Assuming that I've built a book myself or received that book from the SD
slot, how are you going to tell your proxy server about it ? How should
the proxy server know the original URL of the book ? Aren't you going to
end up needing to upload/install that book + yet more meat-information
to the proxy ? 

> I still don't see how
> "books" are fundamentally different from other web content.  It seems
> more likely that (for example) a schoolserver would be configured
> (server-side) to preferentially cache some content which it knows to
> be the textbooks for the class.

I believe one of the main differences of points of view between us is
that you're fetching a book (through a controlled path, and while
on-line), while I'm receiving one (without prior knowledge, quite
possibly off-line). Maybe you're more an on-line developer while I'm
more a desktop guy.

> Why not http://canonical.source/alice.in.wonderland.zip/ ?
Oops. You're right, of course.

> If your .zip files are some super-special book-archive format, then
> they could contain a manifest which tells what the first page is.
Sure. Then, the web server needs to be able

> But this point is moot.  How do you find out about a book?  Someone
> gives you a URL, either via a link or some other means.  
...or someone gives me a file. While they could add a link besides the
file, it does defeat somewhat the point of "one-book-inside-a-package".

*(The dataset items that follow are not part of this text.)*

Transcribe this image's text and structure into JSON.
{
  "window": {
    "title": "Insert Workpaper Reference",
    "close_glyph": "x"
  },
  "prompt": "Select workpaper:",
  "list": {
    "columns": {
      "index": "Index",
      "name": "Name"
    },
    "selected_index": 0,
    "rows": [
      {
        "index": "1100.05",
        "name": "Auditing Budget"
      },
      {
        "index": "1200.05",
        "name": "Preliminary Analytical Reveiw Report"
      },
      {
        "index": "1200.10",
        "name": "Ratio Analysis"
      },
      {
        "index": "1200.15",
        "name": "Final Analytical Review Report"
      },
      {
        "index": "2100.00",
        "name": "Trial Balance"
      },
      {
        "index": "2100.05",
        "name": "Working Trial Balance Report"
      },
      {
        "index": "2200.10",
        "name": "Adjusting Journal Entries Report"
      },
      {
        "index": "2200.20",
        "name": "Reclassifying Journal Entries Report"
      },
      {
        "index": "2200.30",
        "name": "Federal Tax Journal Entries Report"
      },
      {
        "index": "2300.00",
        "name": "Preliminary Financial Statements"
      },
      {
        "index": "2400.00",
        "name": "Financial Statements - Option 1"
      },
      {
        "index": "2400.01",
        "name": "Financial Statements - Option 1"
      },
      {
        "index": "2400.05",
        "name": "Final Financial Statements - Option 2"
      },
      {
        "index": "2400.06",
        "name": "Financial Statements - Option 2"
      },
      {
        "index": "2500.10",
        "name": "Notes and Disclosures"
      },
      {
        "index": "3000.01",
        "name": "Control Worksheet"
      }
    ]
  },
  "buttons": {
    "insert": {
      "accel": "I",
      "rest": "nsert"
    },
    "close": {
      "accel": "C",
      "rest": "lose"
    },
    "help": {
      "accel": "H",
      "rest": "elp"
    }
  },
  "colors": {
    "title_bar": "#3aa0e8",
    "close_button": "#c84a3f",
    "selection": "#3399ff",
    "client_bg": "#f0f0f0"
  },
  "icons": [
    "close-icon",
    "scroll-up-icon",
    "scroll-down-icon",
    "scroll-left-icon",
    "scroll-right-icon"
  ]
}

> That's how you find the "first page".
> This is exactly how it works on the web today, and we don't need to
> reinvent any of it.
I only half agree with that, but that's beside the point.

> > Does this mean that in addition to hacking the proxy, you also need to
> > hack the web server ?
> 
> I could unpack the files and it will work just fine: you just won't be
> able to download the entire book at one go. That's a perfectly
> reasonable fall-back position, and should be completely transparent to
> the user (except that pages might take a bit longer to load, since
> they're being fetched on demand).  Or you can write a simple cgi
> script to serve both the .zip and the individual pages.  That's not
> "hacking the web server", any more than installing mediawiki is.
> Really, now.  Did we 'hack the web server' to make
> http://wiki.laptop.org/go/Autoreinstallation_image work?

My apologies, "hack" was a poor wording. What I meant is that you start needing a specially-configured webserver. In other words, you're largely moving the difficulty from the client to the server.

> The beauty of using standard HTTP is that the pieces work
> incrementally.   URLs work as they are without any fancy proxying or
> serving.  You can gradually make the individual pieces smarter to do
> fancy caching or bulk downloading or whatnot, without having to build
> the whole edifice at once.  

That may or may not be good, depending on what you intend to do. I
assume, perhaps wrongly, that XOs (as other e-Book devices) will spend
most of their time off-line. If this is correct, by default, downloading
a page is not sufficient, as one is likely to, say, read the next page
after having left the school building.

> Further, the content generated is still
> accessible to users *without* any of your fancy tools, avoiding the
> creation of an OLPC content ghetto.

That's a very good point. So, perhaps, I should return to my original
suggestion of bunch-of-files-inside-a-zip-archive-without-metadata.

>   --scott

Cheers,
 David